In the Middle Ages, people watched public hangings as a form of entertainment, and took their children with them to learn. Today, we are watching the video of Muammar Gaddafi’s death, or searching Google Images for gruesome photos of it. Or, if we are Libyans from the neighbourhood, we take our kids to look at the dictator’s decomposing body. Gaddafi’s death has attracted a lot of attention. It is a fact, and one that represents the end of a war; but it is also a media phenomenon, a sign of sensationalist Western interest.
As part of the Libyan war of liberation (a catchy term), the ‘non-democratic’ murder, for that is what we really are dealing with, has been legitimated by several international leaders: Herman van Rompuy, President of the European Council, talked of “the end of an era of despotism”, while Barack Obama said “the dark shadow of tyranny has been lifted”. All very nice, but somehow not right. Before the revolution, the US was amongst Libya and Gaddafi’s political partners (as was the UK), and the European Council did not then call attention to “despotism”.

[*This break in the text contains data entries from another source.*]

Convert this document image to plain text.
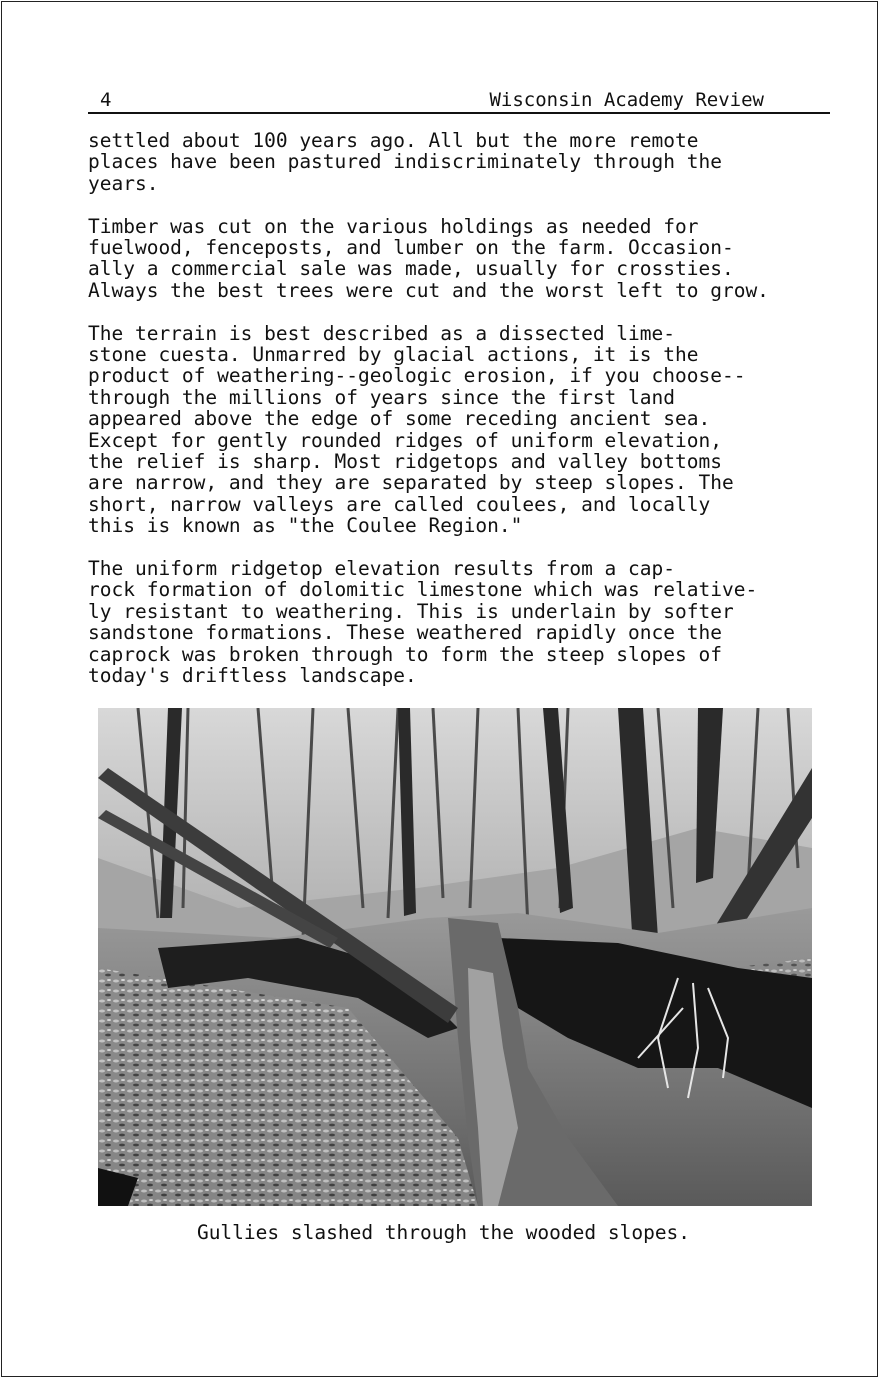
4	Wisconsin Academy Review

settled about 100 years ago. All but the more remote
places have been pastured indiscriminately through the
years.

Timber was cut on the various holdings as needed for
fuelwood, fenceposts, and lumber on the farm. Occasion-
ally a commercial sale was made, usually for crossties.
Always the best trees were cut and the worst left to grow.

The terrain is best described as a dissected lime-
stone cuesta. Unmarred by glacial actions, it is the
product of weathering--geologic erosion, if you choose--
through the millions of years since the first land
appeared above the edge of some receding ancient sea.
Except for gently rounded ridges of uniform elevation,
the relief is sharp. Most ridgetops and valley bottoms
are narrow, and they are separated by steep slopes. The
short, narrow valleys are called coulees, and locally
this is known as "the Coulee Region."

The uniform ridgetop elevation results from a cap-
rock formation of dolomitic limestone which was relative-
ly resistant to weathering. This is underlain by softer
sandstone formations. These weathered rapidly once the
caprock was broken through to form the steep slopes of
today's driftless landscape.

Gullies slashed through the wooded slopes.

Furthermore, this was (is?) a war, and a horrible one at that. As Reuters reports, at the same time as killing Gaddafi in the street, without bringing him to trial, Libyan soldiers also left the decapitated body of one of his guards behind them. Unnecessarily cruel behaviour from the point of view of a war for ‘freedom’ and no better than the way pro-Gaddafi troops have acted and talked.
Without dealing with the comparative engagement in condemnable behaviour, it is necessary to recognise this: in this war, by the end of it, the two sides used methods that were very similar, and all that separated them were perceptions of a “good cause”. This makes Western legitimation very important. But the way Gaddafi died also shows the very real difficulties Libya is likely to face when trying to establish a functioning democracy. Western legitimation seems to be allowing this to be overlooked.
As a media phenomenon, Gaddafi’s death is potentially more revealing of our own Western attitudes than the slightly tribal character in Libya. Media representation is, again, an act of legitimation on one level. But far more dominantly it is sensationalism: we are clearly very interested in the dictator’s death. On the day he died, there was already a photo of his bloodied head circulating online. From Reuters reports to articles in the Daily Mail, the events of his last minutes have been discussed and the video of his demise made freely available. Our newspapers are allowing the voices of soldiers – by now used to violence, and with a justifiable sense of achievement, but without an institutional check – to be heard. Despite the appearance of objectivity this creates, it is in fact a type of “catastrophe tourism” which mixes fear with fascination. Our behaviour is no better than what the ‘non-democratic’ murder. This should raise some questions about the legitimacy of Western influence (I dare not say legitimation) in Libya.